Tra le “parole di luogo” pubblicate dal “manifesto” nell’agosto del 1989, come “lettura per l’estate”, spicca questa “voce”, curata dallo storico e antichista Luciano Canfora. (S.L.L.)

Ci sono romanzi nella cui vicenda la biblioteca è un luogo determinante. Essa è, ad esempio, la fonte della follia di Don Chisciotte; è il luogo dove Matilde visita impunemente Julien Sorel; è il luogo dove il «Gattopardo» illustra al suo interlocutore piemontese Chevalley la propria visione del mondo e il conseguente rifiuto del seggio senatorio; è nella sua biblioteca che Nicolaj Bolkonskij si congeda dal principe Andrea, e quel colloquio racchiude in germe gli sviluppi ulteriori della vicenda dello sfortunato principe.
Spesso viene fornita al lettore una descrizione di questo luogo: l'autore dà corpo, così, alla sua biblioteca ideale. Stendhal ne isola un dettaglio: la superba edizione completa, in ottanta volumi, delle opere di Voltaire, dinanzi alla quale Julien Sorel si commuove: «Pochi minuti dopo Julien si trovò solo, in una magnifica biblioteca: fu un momento delizioso. Per non farsi sorprendere dalla sua emozione, andò a rifugiarsi in un angolo buio; di là contemplò rapito i dorsi lucenti dei libri. «'Potrò leggerli tutti', si disse»; Julien si scuote subito dall'abbandono estatico in cui la vista dei libri lo ha messo e si mette al lavoro, a eseguire il lavoro di copia affidatogli dal suo padrone, il marchese de la Mole, nella cui casa è appena entrato e dove la sua vicenda giungerà alla catastrofe: «Finito il lavoro, Julien osò avvicinarsi ai libri: poco mancò che divenisse pazzo di gioia vedendo un'edizione completa di Voltaire. Corse ad aprire la porta dalla biblioteca per non farsi sorprendere. Poi si concesse il piacere di sfogliare ciascuno degli ottanta volumi. Magnificamente rilegati, erano il capolavoro del miglior artigiano di Londra. Sarebbe bastato assai meno per portare al colmo l'ammirazione di Julien».
Siamo al principio della seconda parte de Il Rosso e il Nero: l'ingresso in quella biblioteca è il momento di svolta. La biblioteca del marchese è luogo ambito, nel romanzo. Il giorno dopo Julien «trovò sistemato accanto a lui, in biblioteca, un giovane vestito con molta cura: ma il suo portamento era meschino ed egli sprizzava invidia da tutti i pori. «Entrò il marchese. - 'Che fate qui, Tanbeau?' chiese al nuovo venuto, in tono severo. - 'Io credevo...' ribatté il giovane con un sorriso untuoso. - 'No, signore, voi non credevate. E' stato un tentativo, ma poco felice'. - Il giovane Tanbeau si alzò furibondo e scomparve».

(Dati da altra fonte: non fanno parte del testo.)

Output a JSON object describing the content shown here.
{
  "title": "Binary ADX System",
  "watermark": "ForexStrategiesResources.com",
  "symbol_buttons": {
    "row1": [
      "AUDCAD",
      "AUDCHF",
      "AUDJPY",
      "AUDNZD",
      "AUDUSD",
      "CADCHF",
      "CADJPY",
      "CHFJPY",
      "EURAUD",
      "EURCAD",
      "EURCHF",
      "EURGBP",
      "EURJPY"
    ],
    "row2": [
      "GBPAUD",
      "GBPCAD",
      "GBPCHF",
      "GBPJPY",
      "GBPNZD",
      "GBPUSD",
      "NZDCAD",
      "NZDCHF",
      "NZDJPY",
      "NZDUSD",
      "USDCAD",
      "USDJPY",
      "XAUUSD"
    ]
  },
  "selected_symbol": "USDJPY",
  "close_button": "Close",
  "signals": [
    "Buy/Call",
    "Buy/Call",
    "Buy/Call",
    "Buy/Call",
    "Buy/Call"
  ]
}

Cervantes si diverte, quando descrive la biblioteca di Don Chisciotte, a dar vita a una rassegna di scrittori; e vi include anche se stesso, cui destina un autoironico giudizio: «La Galatea di Miguel de Cervantes - disse il barbiere. -"Son molti anni che è mio grande amico quel Cervantes, e so che è più versato in rovesci che in versi. Il suo libro ha qualcosa di buono come immaginazione; promette molto e non conclude nulla; è necessario aspettare la seconda parte che egli annunzia [e che invece non fu mai stampata]; forse emendandosi otterrà l'indulgenza che ora come ora gli si nega».

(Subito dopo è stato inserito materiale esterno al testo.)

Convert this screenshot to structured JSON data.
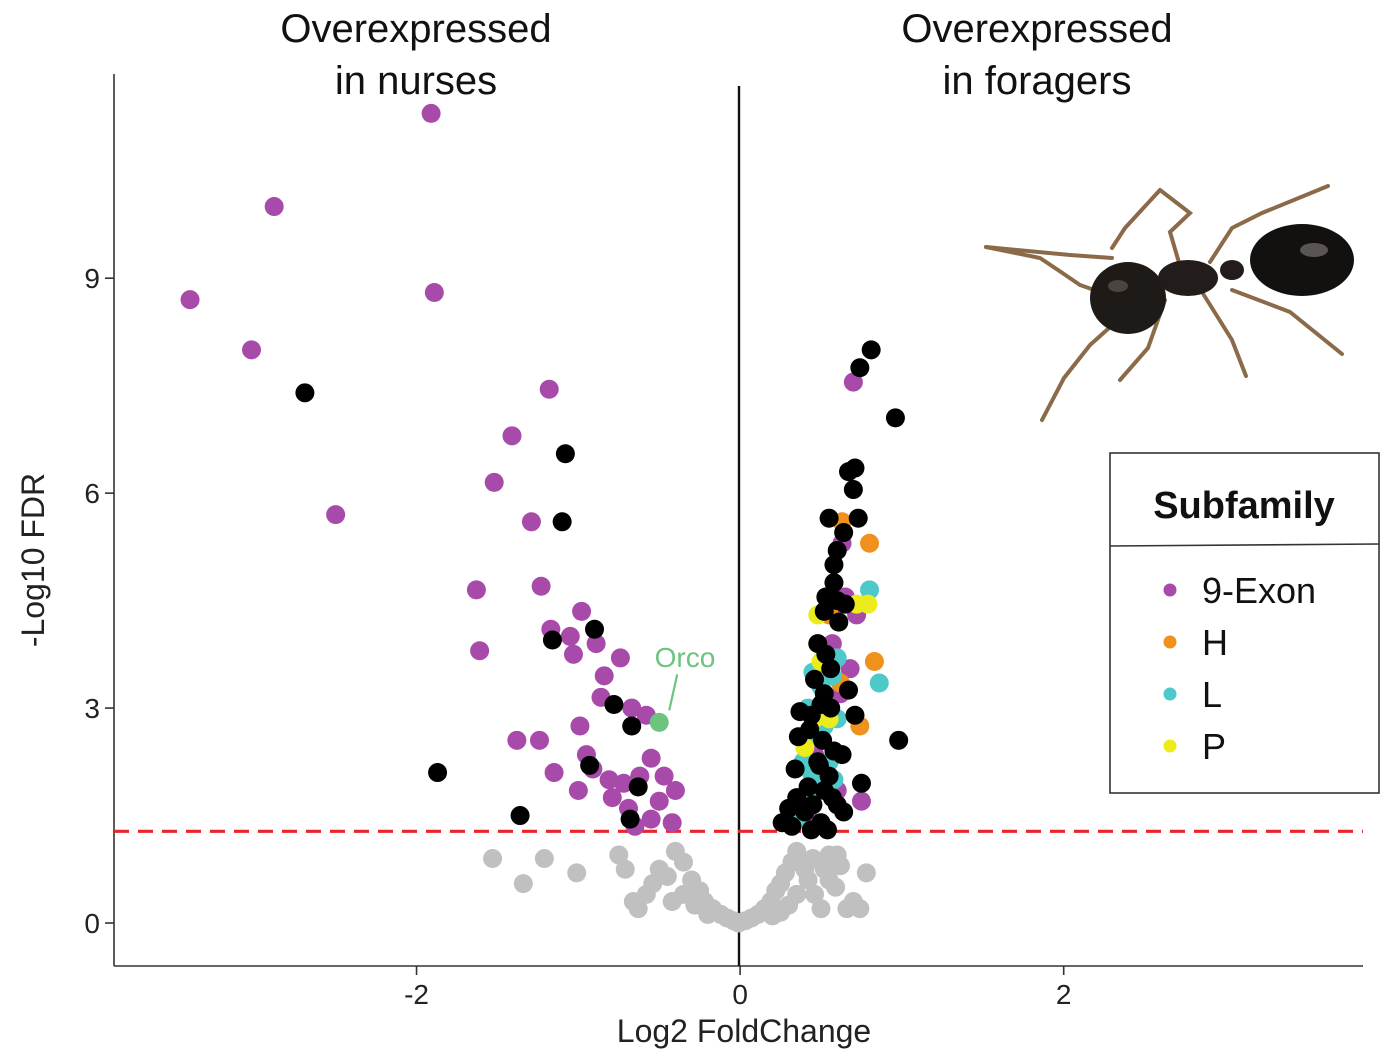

Nel caso di Julien, la scelta di Voltaire come unico autore esplicitamente nominato a rappresentare la ricca biblioteca del marchese può essere spiegata in vari modi: lettura prediletta dello stesso Stendhal, oppure simbolo delle predilezioni intimamente laiche di un giovane allevato in seminario nei primi tempi della restaurazione; apertura mentale del marchese, nonostante i suoi modi insopportabilmente aristocratici.
Nel caso di Don Chisciotte il rapporto coi libri è più profondo: tutto parte da loro, è attraverso quel filtro immaginario che il cavaliere della Mancia guarda con occhio stralunato il reale. Caduto per terra e incapace di rialzarsi, appesantito e indolenzito, Don Chisciotte ha nei suoi libri la sua risorsa: «Vedendo dunque che proprio non ce la faceva a muoversi, stabilì di ricorrere al suo consueto rimedio, che era di pensare a qualche passo dei suoi libri; e la sua pazzia gli fece venire in mente quello di Baldovino e del Marchese di Mantova, quando Carlotto lo lasciò ferito sulla montagna, storiella nota ai bambini, non ignorata dai giovani, ed esaltata e persino creduta dai vecchi, ma con tutto ciò non più vera dei miracoli di Maometto. Quest'episodio gli parve che calzasse perfettamente con la situazione in cui si trovava e così, con segni di gran dolore, cominciò a rotolarsi per terra e a dire con flebile voce quello che diceva, a quanto dicono, il Luciano cavaliere ferito nel bosco: «Dove sei signora mia,/che non ti duole il mio mal? ...». E continuò in questo modo la romanza fino a quei versi che dicono 'O gran marchese di Mantova/mio zio e signore carnal!'. E volle la sorte che proprio quando arrivò a questo verso si trovasse a passare di lì un contadino del suo stesso paese e suo vicino, che se ne stava tornando dopo aver portato al mulino un carico di grano. Questi, vedendo un uomo steso in terra, gli si avvicinò e gli domandò chi era e che male avesse, che si lamentava con tanto affanno. Don Chisciotte credette senza dubbio che colui fosse il marchese di Mantova, suo zio, e così non gli rispose altrimenti che col continuare il suo romance, con cui lo metteva al corrente della sua disgrazia e degli amori del figlio dell'Imperatore con la sua sposa, tutto per filo e per segno». Notare come maliziosamente Cervantes dica senz'altro «il marchese di Mantova suo zio», ponendosi per un momento dalla parte della follia di Don Chisciotte, consistente appunto nella proiezione del suo mondo libresco sul reale (se stesso compreso). Il contadino lo riconosce, lo issa sulla giumenta e lo riporta verso casa. Ma, appunto, «pare che il diavolo si divertisse proprio a fargli venire in mente i racconti che si applicavano nei casi suoi, perché a questo punto, scordatosi di Baldovino, si ricordò del moro Abindarràez, quando il governatore di Antequera, Rodrigo de Narvàez, lo prese e lo mandò prigioniero alla sua terra».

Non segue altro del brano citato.